После того как Ян окончил гимназию, встал вопрос: что дальше? Родители хотели, чтобы он продолжал учебу, и Тимман стал студентом математического факультета Амстердамского университета. Он даже прослушал первый час какой-то лекции, но на большее его не хватило... Через несколько лет, после скоропостижной смерти отца, Ян, к тому времени уже гроссмейстер, скажет, что хотел бы, не оставляя шахмат, снова начать изучать математику, но это был скорее эмоциональный порыв: шахматы стали уже его жизнью.
Молодые годы Тиммана пришлись на время хиппи, биттлов и рол-лингов, студенческих волнений в Париже и Амстердаме, сексуальной революции и тотальной раскрепощенности. Всё это не могло не коснуться и шахматистов. Но голландские шахматисты имели репутацию самых бесшабашных, длинноволосых и совершенно не обращающих внимания на свой внешний вид: дырявые джинсы, стоптанные башмаки и видавшие виды футболки были их униформой.
Впервые я увидел Яна в декабре 1972 года в маленьком голландском городке Вагенингене. Там находилась тогда редакция журнала «Schaakbulletin» – предшественника «New in Chess», редактором которого он сам сейчас является. Красивый, очень худой юноша, на лице которого еще не было каких-либо признаков растительности, но с волосами до плеч, в старых джинсах и потертой вельветовой куртке, он только что вернулся из шахматного рая тех времен – Югославии, где можно было играть в турнирах едва ли не круглый год. Несмотря на то, что он ловко делал самокрутки и лихо курил, вид у него был очень женственный: семнадцатилетнего Яна, когда он играл в Вильнюсе, кто-то, приняв за девушку, пригласил на танец.
Выбранная Тимманом карьера шахматного профессионала означала бесконечные переезды с одного турнира на другой, безденежье, но и веселую, беззаботную, полную приключений жизнь.

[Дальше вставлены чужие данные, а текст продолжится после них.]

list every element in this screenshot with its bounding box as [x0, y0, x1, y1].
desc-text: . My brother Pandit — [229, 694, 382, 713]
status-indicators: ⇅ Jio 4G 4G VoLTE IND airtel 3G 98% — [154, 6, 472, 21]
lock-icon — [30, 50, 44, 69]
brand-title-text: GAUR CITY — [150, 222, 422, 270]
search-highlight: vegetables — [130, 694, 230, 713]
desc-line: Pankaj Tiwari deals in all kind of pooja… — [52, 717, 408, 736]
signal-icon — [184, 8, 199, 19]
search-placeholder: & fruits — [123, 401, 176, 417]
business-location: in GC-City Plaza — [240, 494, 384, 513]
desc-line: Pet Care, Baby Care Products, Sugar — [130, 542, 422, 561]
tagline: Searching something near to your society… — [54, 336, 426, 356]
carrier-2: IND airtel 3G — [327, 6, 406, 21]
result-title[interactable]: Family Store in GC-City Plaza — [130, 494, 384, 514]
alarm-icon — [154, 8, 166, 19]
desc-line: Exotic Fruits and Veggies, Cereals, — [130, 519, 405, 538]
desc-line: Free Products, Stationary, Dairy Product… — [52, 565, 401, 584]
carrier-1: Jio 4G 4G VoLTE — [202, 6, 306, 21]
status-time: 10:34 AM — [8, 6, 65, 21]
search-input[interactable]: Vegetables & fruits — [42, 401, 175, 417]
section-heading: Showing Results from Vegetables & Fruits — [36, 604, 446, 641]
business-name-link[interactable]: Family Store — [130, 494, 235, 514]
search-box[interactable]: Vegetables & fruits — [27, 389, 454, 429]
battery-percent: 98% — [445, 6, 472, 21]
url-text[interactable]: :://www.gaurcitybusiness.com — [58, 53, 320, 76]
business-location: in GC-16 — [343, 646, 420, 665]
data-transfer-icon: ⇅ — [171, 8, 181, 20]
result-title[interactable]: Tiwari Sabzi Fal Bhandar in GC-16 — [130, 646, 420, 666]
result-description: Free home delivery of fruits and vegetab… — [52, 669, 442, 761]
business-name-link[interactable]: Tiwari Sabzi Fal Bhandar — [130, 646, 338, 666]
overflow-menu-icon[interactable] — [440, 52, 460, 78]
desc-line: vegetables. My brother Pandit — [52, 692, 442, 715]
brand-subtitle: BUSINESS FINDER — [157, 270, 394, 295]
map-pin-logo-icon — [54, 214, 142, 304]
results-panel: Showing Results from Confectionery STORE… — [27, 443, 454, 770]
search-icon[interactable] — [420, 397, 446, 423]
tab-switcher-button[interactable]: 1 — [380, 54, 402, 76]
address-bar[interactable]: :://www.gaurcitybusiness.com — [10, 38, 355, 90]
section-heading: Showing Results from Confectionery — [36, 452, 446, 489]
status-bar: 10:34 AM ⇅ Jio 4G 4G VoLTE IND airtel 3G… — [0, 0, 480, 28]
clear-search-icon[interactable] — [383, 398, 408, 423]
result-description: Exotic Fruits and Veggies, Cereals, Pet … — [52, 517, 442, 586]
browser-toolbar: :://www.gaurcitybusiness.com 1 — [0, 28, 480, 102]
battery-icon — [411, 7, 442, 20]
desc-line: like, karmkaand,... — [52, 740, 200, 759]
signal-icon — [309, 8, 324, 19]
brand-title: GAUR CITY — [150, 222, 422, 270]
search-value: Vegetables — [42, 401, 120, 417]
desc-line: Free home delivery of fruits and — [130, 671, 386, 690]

Обычно они путешествовали втроем: он, Ханс Бём и – за рулем маленького автобусика – их роттердамский приятель, довольно слабый шахматист, но верный друг и болельщик обоих. Они и спали в этом автобусике, хотя однажды, перед рождественским турниром в Стокгольме 1971 года, их предупредили, что ожидаются большие холода и можно замерзнуть. Друзья вынуждены были остановиться в гостинице, но для того чтобы расплатиться за постой, Ян должен был взять первый приз в турнире, что и сделал, выиграв в последнем туре черными у Брауна. Он был в том возрасте, когда ветер удачи дует почти всем, но в отличие от многих он знал, когда и как следует поднять паруса. Однако и приз в лурнире, и звание чемпиона Голландии, и даже гроссмейстерский титул были для Тиммана только сопутствующими факторами, интересовали его постольку поскольку. Главным же было – стремление к совершенствованию, любовь к игре, желание сразиться с теми, чьи имена он встречал лишь в первых строках таблиц сильнейших лурниров, решимость достичь самых вершин шахмат.
Эта решимость сопутствовала ему на протяжении всей шахматной карьеры – карьеры, в которой блестящие взлеты перемежались с тяжелыми падениями. Спустя годы, будучи уже гроссмейстером экстракласса, Тимман после проигрыша полуфинального матча претендентов Юсупову напишет: «В 1985 году я достиг высот, которые раньше казались недостижимыми. Внезапный конец не означает, что это предел моих возможностей. Даже если я должен буду в деревянной бочке преодолеть ревущий водопад и внизу меня будут ждать вооруженные до зубов туземцы, я буду продолжать борьбу». И он продолжал борьбу, вновь и вновь играя в соревнованиях на первенство мира.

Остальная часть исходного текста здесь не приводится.